Disco de 12 faixas instrumentais utiliza quatro afinações diferentes e busca refletir como o músico absorve e compartilha sua imersão em duas culturas distintas e com várias peculiaridades, mas complementares
A audição matinal de todos os sábados aqui na redação do Barulho d’água Música, em São Roque, Interior de São Paulo, começou neste dia 8/12 com Utopia, álbum instrumental ainda cheirando à tinta fresca, posto que recém-lançado, com 12 faixas autorais do compositor, pesquisador e arranjador Sidnei de Oliveira, gaúcho de São Francisco de Paula (RS) radicado na cidade de São Paulo. Segundo álbum da carreira do músico, Utopia vem mostrar conforme as palavras do próprio autor o “outro lado” dele, não apenas o musical, mas também o do perfil artístico que envolve a obra do compositor.
Parte das músicas foi composta na capital da Alemanha, a cidade de Berlim, durante o período de doutorado dele pela Universität Leipzig: são composições imersas por leituras filosóficas e vivência de uma nova cultura, ligada principalmente às artes locais, e que dialogam com as demais composições, desenvolvidas no Brasil.
O álbum ainda traz informações no encarte em Português, em Alemão e em Espanhol.

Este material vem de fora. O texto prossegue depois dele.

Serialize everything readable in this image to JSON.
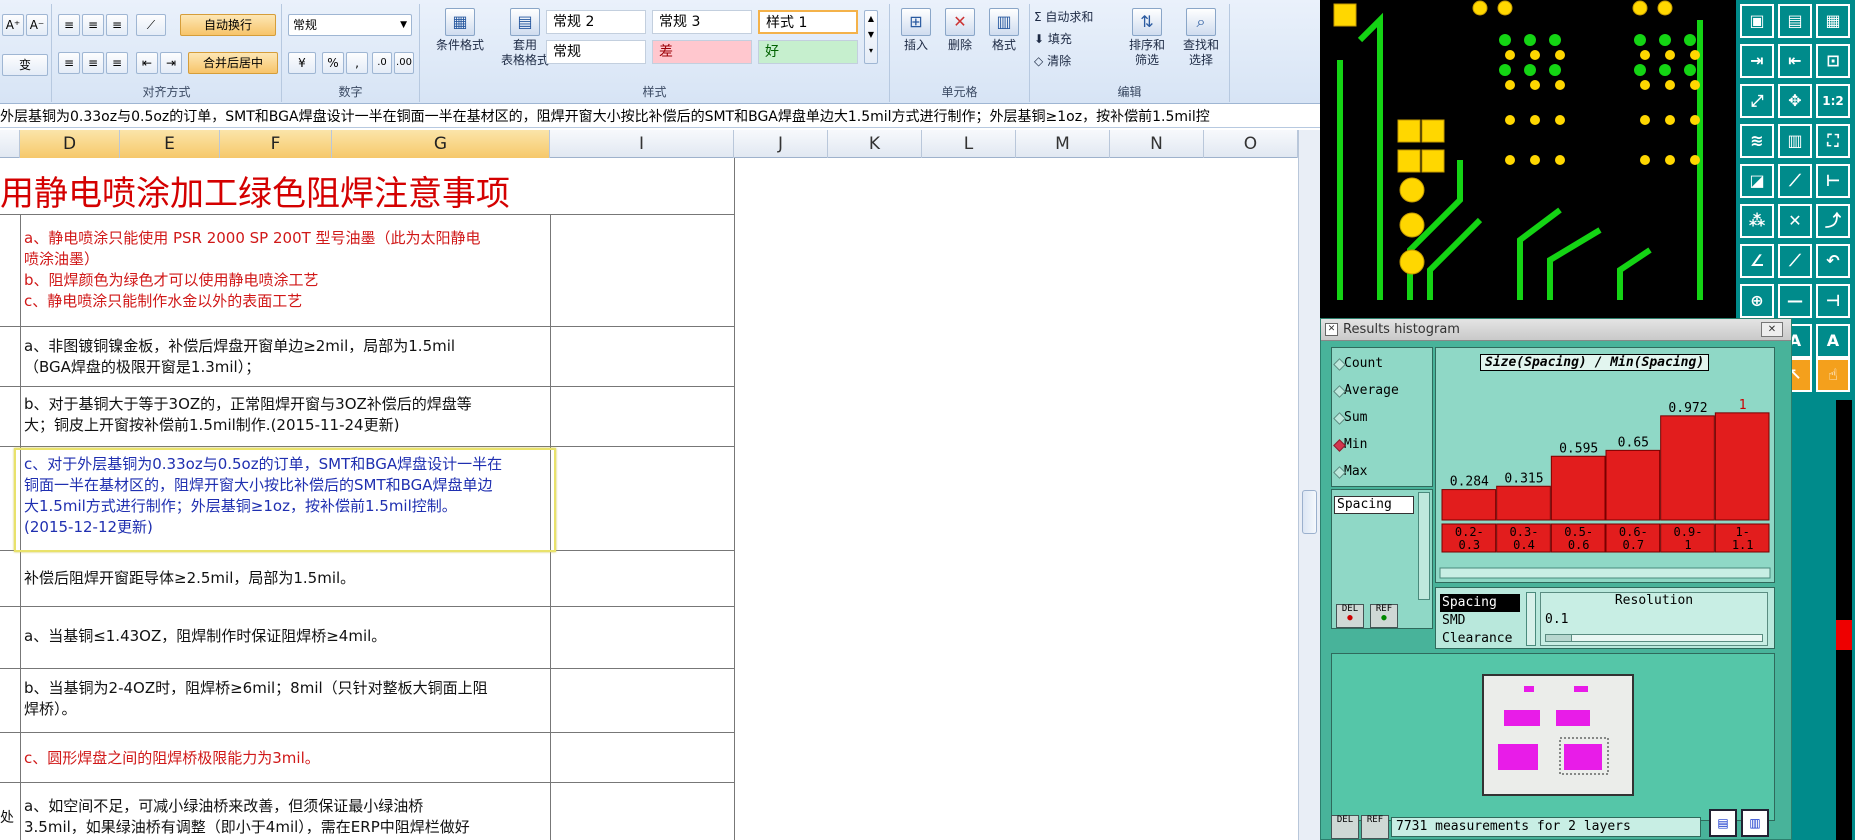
{
  "excel": {
    "ribbon": {
      "font_size_up": "A⁺",
      "font_size_down": "A⁻",
      "phonetic": "变",
      "wrap_text": "自动换行",
      "merge_center": "合并后居中",
      "number_format": "常规",
      "percent": "%",
      "comma": ",",
      "group_alignment": "对齐方式",
      "group_number": "数字",
      "group_styles": "样式",
      "group_cells": "单元格",
      "group_editing": "编辑",
      "conditional_format": "条件格式",
      "table_format_1": "套用",
      "table_format_2": "表格格式",
      "styles": [
        "常规 2",
        "常规 3",
        "样式 1",
        "常规",
        "差",
        "好"
      ],
      "insert": "插入",
      "delete": "删除",
      "format": "格式",
      "autosum": "自动求和",
      "fill": "填充",
      "clear": "清除",
      "sort_filter_1": "排序和",
      "sort_filter_2": "筛选",
      "find_select_1": "查找和",
      "find_select_2": "选择"
    },
    "formula_bar": "外层基铜为0.33oz与0.5oz的订单，SMT和BGA焊盘设计一半在铜面一半在基材区的，阻焊开窗大小按比补偿后的SMT和BGA焊盘单边大1.5mil方式进行制作；外层基铜≥1oz，按补偿前1.5mil控",
    "columns": [
      "D",
      "E",
      "F",
      "G",
      "I",
      "J",
      "K",
      "L",
      "M",
      "N",
      "O"
    ],
    "sheet": {
      "title": "用静电喷涂加工绿色阻焊注意事项",
      "rows": [
        {
          "lines": [
            "a、静电喷涂只能使用 PSR 2000 SP 200T 型号油墨（此为太阳静电",
            "喷涂油墨）"
          ],
          "color": "red"
        },
        {
          "lines": [
            "b、阻焊颜色为绿色才可以使用静电喷涂工艺"
          ],
          "color": "red"
        },
        {
          "lines": [
            "c、静电喷涂只能制作水金以外的表面工艺"
          ],
          "color": "red"
        },
        {
          "lines": [
            "a、非图镀铜镍金板，补偿后焊盘开窗单边≥2mil，局部为1.5mil",
            "（BGA焊盘的极限开窗是1.3mil）；"
          ],
          "color": "blk"
        },
        {
          "lines": [
            "b、对于基铜大于等于3OZ的，正常阻焊开窗与3OZ补偿后的焊盘等",
            "大；铜皮上开窗按补偿前1.5mil制作.(2015-11-24更新)"
          ],
          "color": "blk"
        },
        {
          "lines": [
            "c、对于外层基铜为0.33oz与0.5oz的订单，SMT和BGA焊盘设计一半在",
            "铜面一半在基材区的，阻焊开窗大小按比补偿后的SMT和BGA焊盘单边",
            "大1.5mil方式进行制作；外层基铜≥1oz，按补偿前1.5mil控制。",
            "(2015-12-12更新)"
          ],
          "color": "blue"
        },
        {
          "lines": [
            "补偿后阻焊开窗距导体≥2.5mil，局部为1.5mil。"
          ],
          "color": "blk"
        },
        {
          "lines": [
            "a、当基铜≤1.43OZ，阻焊制作时保证阻焊桥≥4mil。"
          ],
          "color": "blk"
        },
        {
          "lines": [
            "b、当基铜为2-4OZ时，阻焊桥≥6mil；8mil（只针对整板大铜面上阻",
            "焊桥）。"
          ],
          "color": "blk"
        },
        {
          "lines": [
            "c、圆形焊盘之间的阻焊桥极限能力为3mil。"
          ],
          "color": "red"
        },
        {
          "lines": [
            "a、如空间不足，可减小绿油桥来改善，但须保证最小绿油桥",
            "3.5mil，如果绿油桥有调整（即小于4mil），需在ERP中阻焊栏做好"
          ],
          "color": "blk"
        }
      ],
      "left_edge_char": "处"
    }
  },
  "cad": {
    "histogram": {
      "window_title": "Results histogram",
      "options": [
        "Count",
        "Average",
        "Sum",
        "Min",
        "Max"
      ],
      "selected_option": "Min",
      "chart_title": "Size(Spacing) / Min(Spacing)",
      "list_item": "Spacing",
      "resolution_label": "Resolution",
      "resolution_value": "0.1",
      "layers": [
        "Spacing",
        "SMD",
        "Clearance"
      ],
      "status": "7731 measurements for 2 layers",
      "del_label": "DEL",
      "ref_label": "REF",
      "close_label": "✕"
    },
    "toolbar_labels": [
      "1:2",
      "1:2"
    ]
  },
  "chart_data": {
    "type": "bar",
    "title": "Size(Spacing) / Min(Spacing)",
    "categories": [
      "0.2-0.3",
      "0.3-0.4",
      "0.5-0.6",
      "0.6-0.7",
      "0.9-1",
      "1-1.1"
    ],
    "values": [
      0.284,
      0.315,
      0.595,
      0.65,
      0.972,
      1
    ],
    "value_labels": [
      "0.284",
      "0.315",
      "0.595",
      "0.65",
      "0.972",
      "1"
    ],
    "ylim": [
      0,
      1.4
    ],
    "grid": false
  }
}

Em Berlim, Sidnei de Oliveira cursou Filosofia da Música em grau de Mestrado e tinha como principal tema de dissertação o drama wagneriano Tristan und Isolde e a filosofia de Arthur Schopenhauer. Como o primeiro álbum de Sidnei de Oliveira, Prólogo, é um trabalho de composição sob várias influências — principalmente do meio da viola caipira–, Utopia explorou outra vertente: não tem nenhuma composição relacionada ao universo do disco anterior, tanto é que a única composição deste segundo disco baseada em algum gênero musical ou ritmo possível de classificação é a faixa #9: trata-se de uma Chacarera, ritmo característico de Santiago del Estero – Argentina e muito tocado no Rio Grande do Sul.

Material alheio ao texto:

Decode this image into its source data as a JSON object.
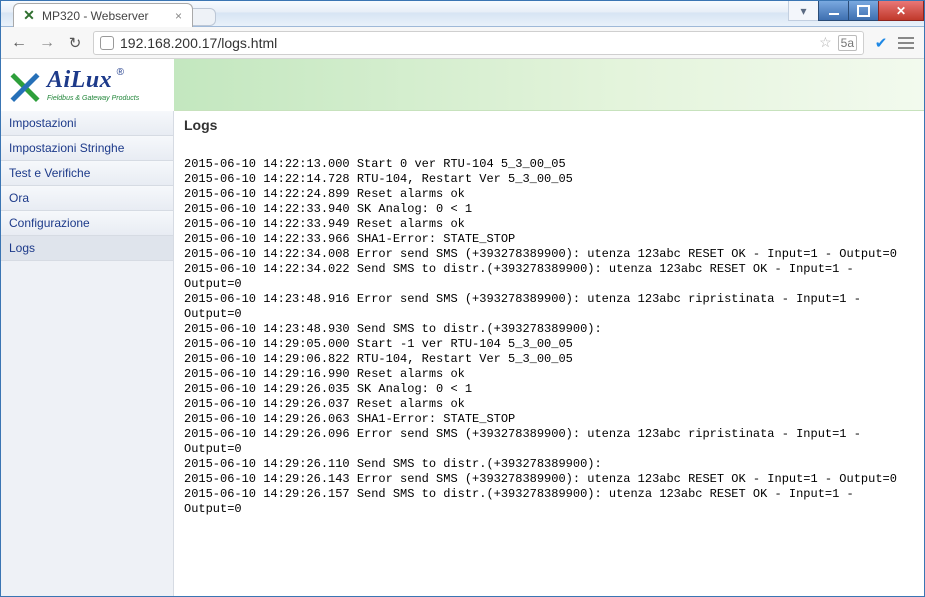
{
  "window": {
    "tab_title": "MP320 - Webserver",
    "url": "192.168.200.17/logs.html"
  },
  "logo": {
    "brand": "AiLux",
    "reg": "®",
    "tagline": "Fieldbus & Gateway Products"
  },
  "sidebar": {
    "items": [
      {
        "label": "Impostazioni"
      },
      {
        "label": "Impostazioni Stringhe"
      },
      {
        "label": "Test e Verifiche"
      },
      {
        "label": "Ora"
      },
      {
        "label": "Configurazione"
      },
      {
        "label": "Logs"
      }
    ],
    "selected_index": 5
  },
  "page": {
    "title": "Logs",
    "log_text": "2015-06-10 14:22:13.000 Start 0 ver RTU-104 5_3_00_05\n2015-06-10 14:22:14.728 RTU-104, Restart Ver 5_3_00_05\n2015-06-10 14:22:24.899 Reset alarms ok\n2015-06-10 14:22:33.940 SK Analog: 0 < 1\n2015-06-10 14:22:33.949 Reset alarms ok\n2015-06-10 14:22:33.966 SHA1-Error: STATE_STOP\n2015-06-10 14:22:34.008 Error send SMS (+393278389900): utenza 123abc RESET OK - Input=1 - Output=0\n2015-06-10 14:22:34.022 Send SMS to distr.(+393278389900): utenza 123abc RESET OK - Input=1 - Output=0\n2015-06-10 14:23:48.916 Error send SMS (+393278389900): utenza 123abc ripristinata - Input=1 - Output=0\n2015-06-10 14:23:48.930 Send SMS to distr.(+393278389900):\n2015-06-10 14:29:05.000 Start -1 ver RTU-104 5_3_00_05\n2015-06-10 14:29:06.822 RTU-104, Restart Ver 5_3_00_05\n2015-06-10 14:29:16.990 Reset alarms ok\n2015-06-10 14:29:26.035 SK Analog: 0 < 1\n2015-06-10 14:29:26.037 Reset alarms ok\n2015-06-10 14:29:26.063 SHA1-Error: STATE_STOP\n2015-06-10 14:29:26.096 Error send SMS (+393278389900): utenza 123abc ripristinata - Input=1 - Output=0\n2015-06-10 14:29:26.110 Send SMS to distr.(+393278389900):\n2015-06-10 14:29:26.143 Error send SMS (+393278389900): utenza 123abc RESET OK - Input=1 - Output=0\n2015-06-10 14:29:26.157 Send SMS to distr.(+393278389900): utenza 123abc RESET OK - Input=1 - Output=0"
  }
}
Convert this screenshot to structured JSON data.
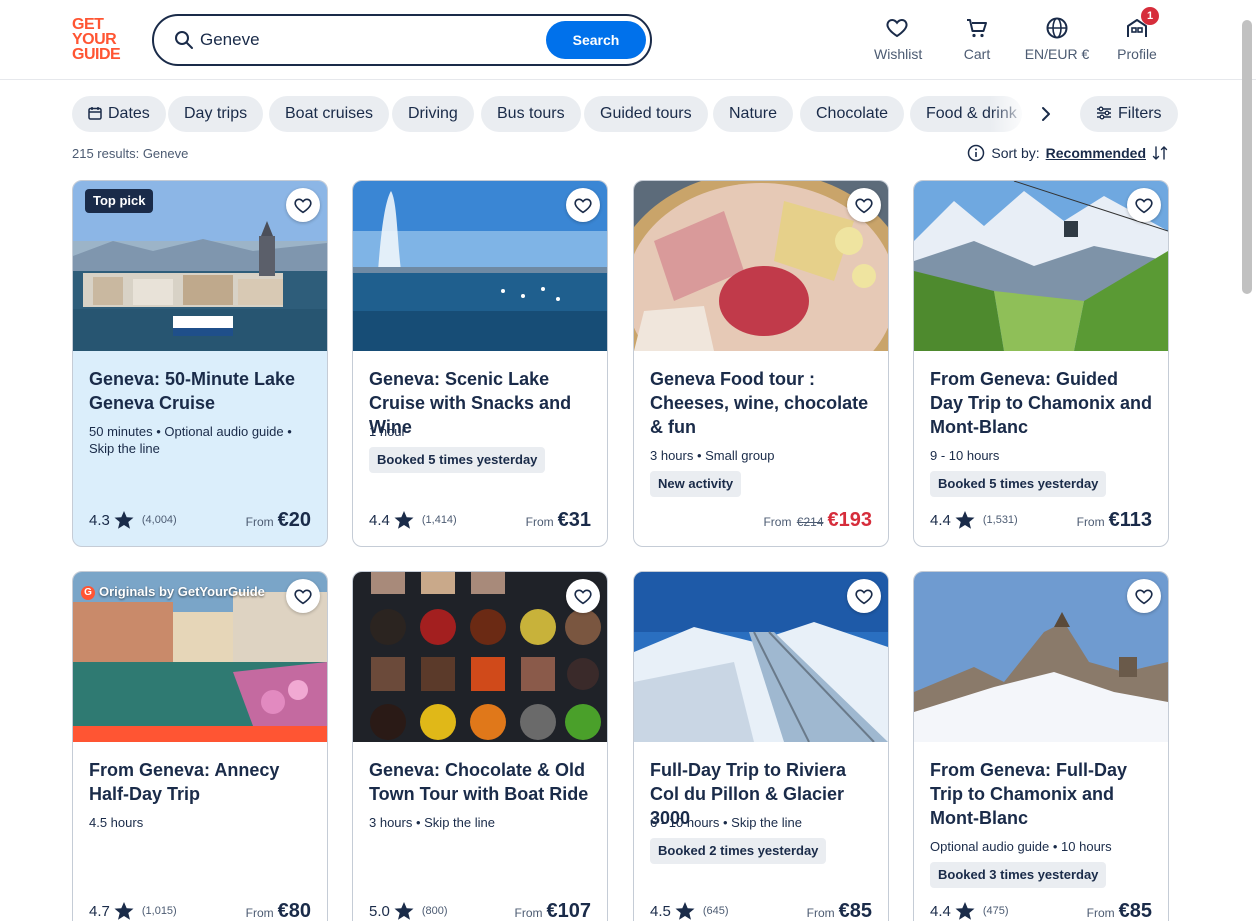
{
  "logo": [
    "GET",
    "YOUR",
    "GUIDE"
  ],
  "search": {
    "value": "Geneve",
    "button_label": "Search"
  },
  "nav": {
    "wishlist": "Wishlist",
    "cart": "Cart",
    "locale": "EN/EUR €",
    "profile": "Profile",
    "profile_badge": "1"
  },
  "chips": [
    "Dates",
    "Day trips",
    "Boat cruises",
    "Driving",
    "Bus tours",
    "Guided tours",
    "Nature",
    "Chocolate",
    "Food & drink"
  ],
  "filters_label": "Filters",
  "results_text": "215 results: Geneve",
  "sort": {
    "label": "Sort by:",
    "value": "Recommended"
  },
  "colors": {
    "brand": "#ff5533",
    "primary": "#0071eb",
    "text": "#1a2b49",
    "sale": "#d62d3b",
    "highlight": "#dbeefb"
  },
  "cards": [
    {
      "tag": "Top pick",
      "title": "Geneva: 50-Minute Lake Geneva Cruise",
      "meta": "50 minutes • Optional audio guide • Skip the line",
      "pill": "",
      "rating": "4.3",
      "reviews": "(4,004)",
      "price_from": "From",
      "price": "€20"
    },
    {
      "title": "Geneva: Scenic Lake Cruise with Snacks and Wine",
      "meta": "1 hour",
      "pill": "Booked 5 times yesterday",
      "rating": "4.4",
      "reviews": "(1,414)",
      "price_from": "From",
      "price": "€31"
    },
    {
      "title": "Geneva Food tour : Cheeses, wine, chocolate & fun",
      "meta": "3 hours • Small group",
      "pill": "New activity",
      "price_from": "From",
      "price_old": "€214",
      "price": "€193"
    },
    {
      "title": "From Geneva: Guided Day Trip to Chamonix and Mont-Blanc",
      "meta": "9 - 10 hours",
      "pill": "Booked 5 times yesterday",
      "rating": "4.4",
      "reviews": "(1,531)",
      "price_from": "From",
      "price": "€113"
    },
    {
      "tag": "Originals by GetYourGuide",
      "title": "From Geneva: Annecy Half-Day Trip",
      "meta": "4.5 hours",
      "rating": "4.7",
      "reviews": "(1,015)",
      "price_from": "From",
      "price": "€80"
    },
    {
      "title": "Geneva: Chocolate & Old Town Tour with Boat Ride",
      "meta": "3 hours • Skip the line",
      "rating": "5.0",
      "reviews": "(800)",
      "price_from": "From",
      "price": "€107"
    },
    {
      "title": "Full-Day Trip to Riviera Col du Pillon & Glacier 3000",
      "meta": "6 - 10 hours • Skip the line",
      "pill": "Booked 2 times yesterday",
      "rating": "4.5",
      "reviews": "(645)",
      "price_from": "From",
      "price": "€85"
    },
    {
      "title": "From Geneva: Full-Day Trip to Chamonix and Mont-Blanc",
      "meta": "Optional audio guide • 10 hours",
      "pill": "Booked 3 times yesterday",
      "rating": "4.4",
      "reviews": "(475)",
      "price_from": "From",
      "price": "€85"
    }
  ]
}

Em Prólogo Sidnei de Oliveira gravou com cinco afinações diferentes. Já em Utopia, como o objetivo não era repercutir apenas e isoladamente a beleza da Viola Caipira, mas sim a composição musical, optou por quatro afinações de Viola Caipira em 6 obras arranjadas para o instrumento, enquanto para segunda parte — ou seja, mais 6 –, o preferido foi o Violão – sendo 5 com Violão de 12 Cordas, buscando uma sonoridade ímpar e mais próxima da Viola, e 1 com Violão de Nylon. Sidnei de Oliveira também gravou os efeitos percussivos como o Bombo Leguero, instrumento escolhido para reaproximá-lo ao máximo das próprias origens: “Desta forma eu não me distanciaria da minha essência enquanto um gaúcho nascido de Cazuza Ferreira¹”, observou o autor.

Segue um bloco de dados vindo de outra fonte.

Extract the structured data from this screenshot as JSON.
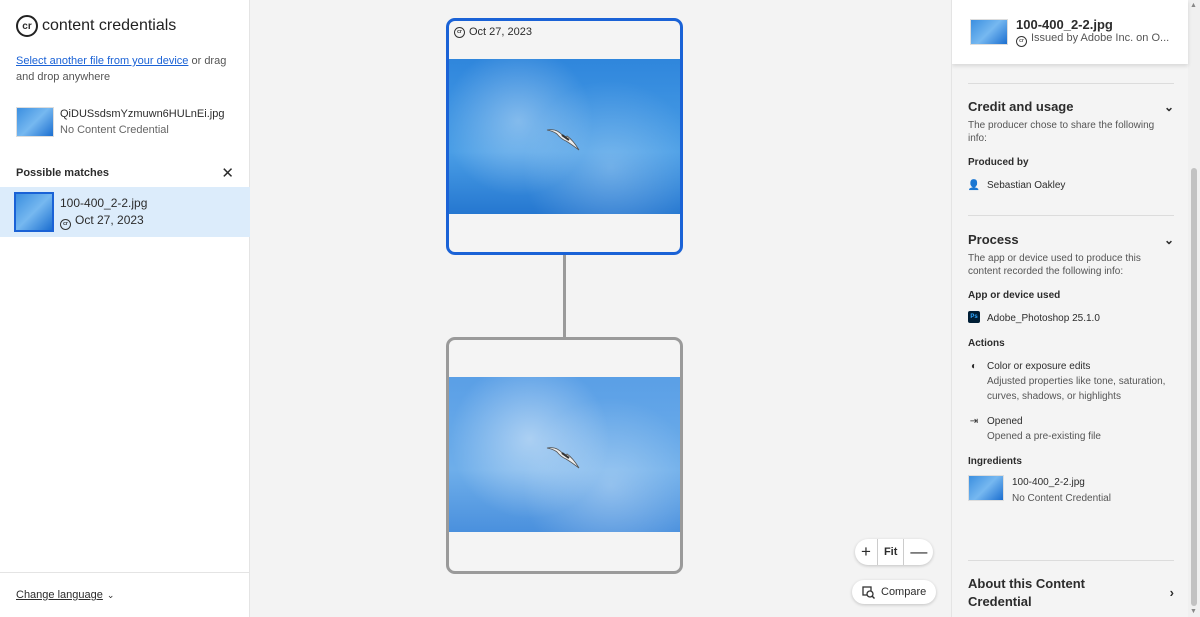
{
  "app": {
    "logo_text": "content credentials",
    "logo_glyph": "cr"
  },
  "sidebar": {
    "select_link": "Select another file from your device",
    "select_rest": " or drag and drop anywhere",
    "file": {
      "name": "QiDUSsdsmYzmuwn6HULnEi.jpg",
      "status": "No Content Credential"
    },
    "matches_label": "Possible matches",
    "close_glyph": "✕",
    "match": {
      "name": "100-400_2-2.jpg",
      "date": "Oct 27, 2023"
    },
    "change_language": "Change language"
  },
  "canvas": {
    "top_card_date": "Oct 27, 2023",
    "zoom": {
      "plus": "+",
      "fit": "Fit",
      "minus": "—"
    },
    "compare_label": "Compare"
  },
  "panel": {
    "header": {
      "title": "100-400_2-2.jpg",
      "issued": "Issued by Adobe Inc. on O..."
    },
    "credit": {
      "title": "Credit and usage",
      "desc": "The producer chose to share the following info:",
      "produced_by_label": "Produced by",
      "producer": "Sebastian Oakley"
    },
    "process": {
      "title": "Process",
      "desc": "The app or device used to produce this content recorded the following info:",
      "app_label": "App or device used",
      "app": "Adobe_Photoshop 25.1.0",
      "actions_label": "Actions",
      "action1_title": "Color or exposure edits",
      "action1_desc": "Adjusted properties like tone, saturation, curves, shadows, or highlights",
      "action2_title": "Opened",
      "action2_desc": "Opened a pre-existing file",
      "ingredients_label": "Ingredients",
      "ingredient_name": "100-400_2-2.jpg",
      "ingredient_status": "No Content Credential"
    },
    "about": "About this Content Credential"
  },
  "colors": {
    "accent": "#1a62d6",
    "selected_bg": "#dcecfb"
  }
}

Sidnei também apresentou comentários sobre algumas das composições de Utopia. Atmosphäre, que abre o disco, foi a primeira música nascida em terras germânicas, com a intenção de apresentar as primeiras impressões de como ele recebia a mudança cultural em curso, em vários aspectos. Sublimar busca a conexão com o sublime e como esta qualidade é percebida no mar, no sentido metafísico da Filosofia da Música e também da metafísica do belo em Schopenhauer.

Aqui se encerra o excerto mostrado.